Et cette lumière bleue a des impacts connus : rend difficiles les observations astronomiques et a un impact incontestable et incontesté sur les cycles circadiens des mammifères (ne pas oublier que l’être humain est un mammifère).
Mais l’intention n’est pas de parler de ces effets, du moins pas maintenant.
Cette chronique a été commencée après un des lunch-éclairs de IES Montréal, durant lequel un confrère ingénieur a parlé des PPP (Daniel Bourgeois – Projets en mode PPP et leurs effets sur l’illumination – http://montreal.iesna.net/). Ce qui m’a choqué et a déclenché ma réflexion a été… Comment le nommer! Un paradoxe? Une évidence? Dans un projet en PPP (Partenariat Publique Privé) le partenaire privé a des objectifs d’efficacité énergétique à atteindre. Des objectifs facilement quantifiables par l’économie d’énergie. Et quelle est la source moderne la plus efficace? Les DEL bleues!

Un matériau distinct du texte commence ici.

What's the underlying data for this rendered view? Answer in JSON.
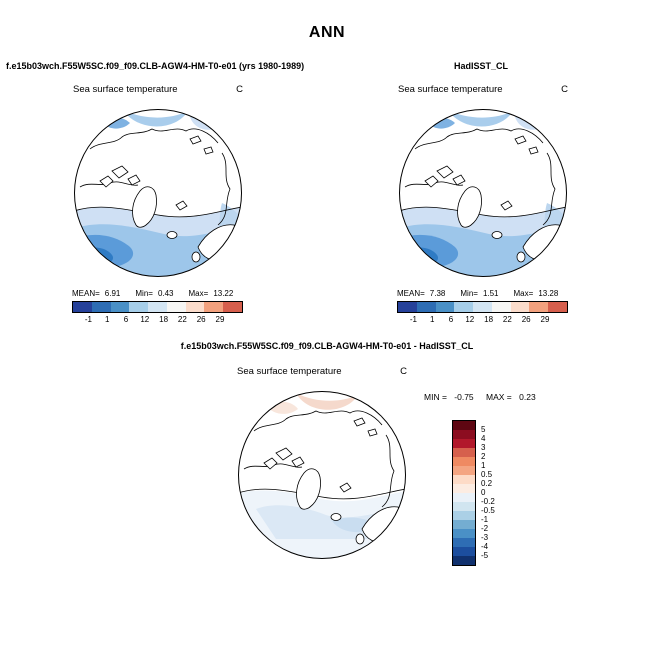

Sans insister trop sur le paragraphe antérieur (impact sur le cycle circadien), une réalité est venue sonner une autre cloche : une conseillère d’une très petite municipalité m’a téléphoné quelques jours à peine après la présentation d’IES. Elle s’était absentée quelques mois pour des raisons familiales et à son retour a constaté qu’un contrat avait été octroyé pour faire la conversion des luminaires de la municipalité. Tout a été fait en grande vitesse car les subventions d’Hydro-Québec pour les DEL cessaient au 31 mars (c’était dans la deuxième moitié de février). Plus que ça, les luminaires venaient d’être installés et… catastrophe! L’éclairage était (et je cite:) « laid et trop puissant »!!! Les citoyens étaient en colère. Aucun contrôle n’avait été prévu. Il ne restait pas grande chose à faire…
J’espère que vous n’avez pas cédé à la pression artificielle créée par certains vendeurs avant le 31 mars. Le changement d’un éclairage de nos jours doit être un processus réfléchi. La technologie a avancé. Si les luminaires doivent durer 100 000 heures, imaginez-vous que quelques générations vont devoir vivre avec ce choix. Si, au contraire, les luminaires lâchent après quelques années, l’investissement ne s’amortira jamais. Je le sais et je suis le premier à le reconnaitre : CE N’EST PAS FACILE!
C’est pour ça qu’IDA Québec, en collaboration avec l’AstroLAB (la Reserve Internationale de Ciel Étoilé du Mont-Mégantic) et l’AQME, a mis sur pied (sous le grand patronage du FAQDD) une formation à ce sujet – voir http://www.aqme.org/56-demarrez-un-projet-formation-sur-leclairage-exterieur-et-la-pollution-lumineuse.html . Durant une journée au complet (8h), un formateur chevronné (professeur universitaire) présente la théorie de la pollution lumineuse, la théorie de l’éclairage, comment réaliser et adopter un règlement pour réduire la pollution lumineuse, et quoi faire pour réussir une conversion de l’éclairage public dans le contexte actuel.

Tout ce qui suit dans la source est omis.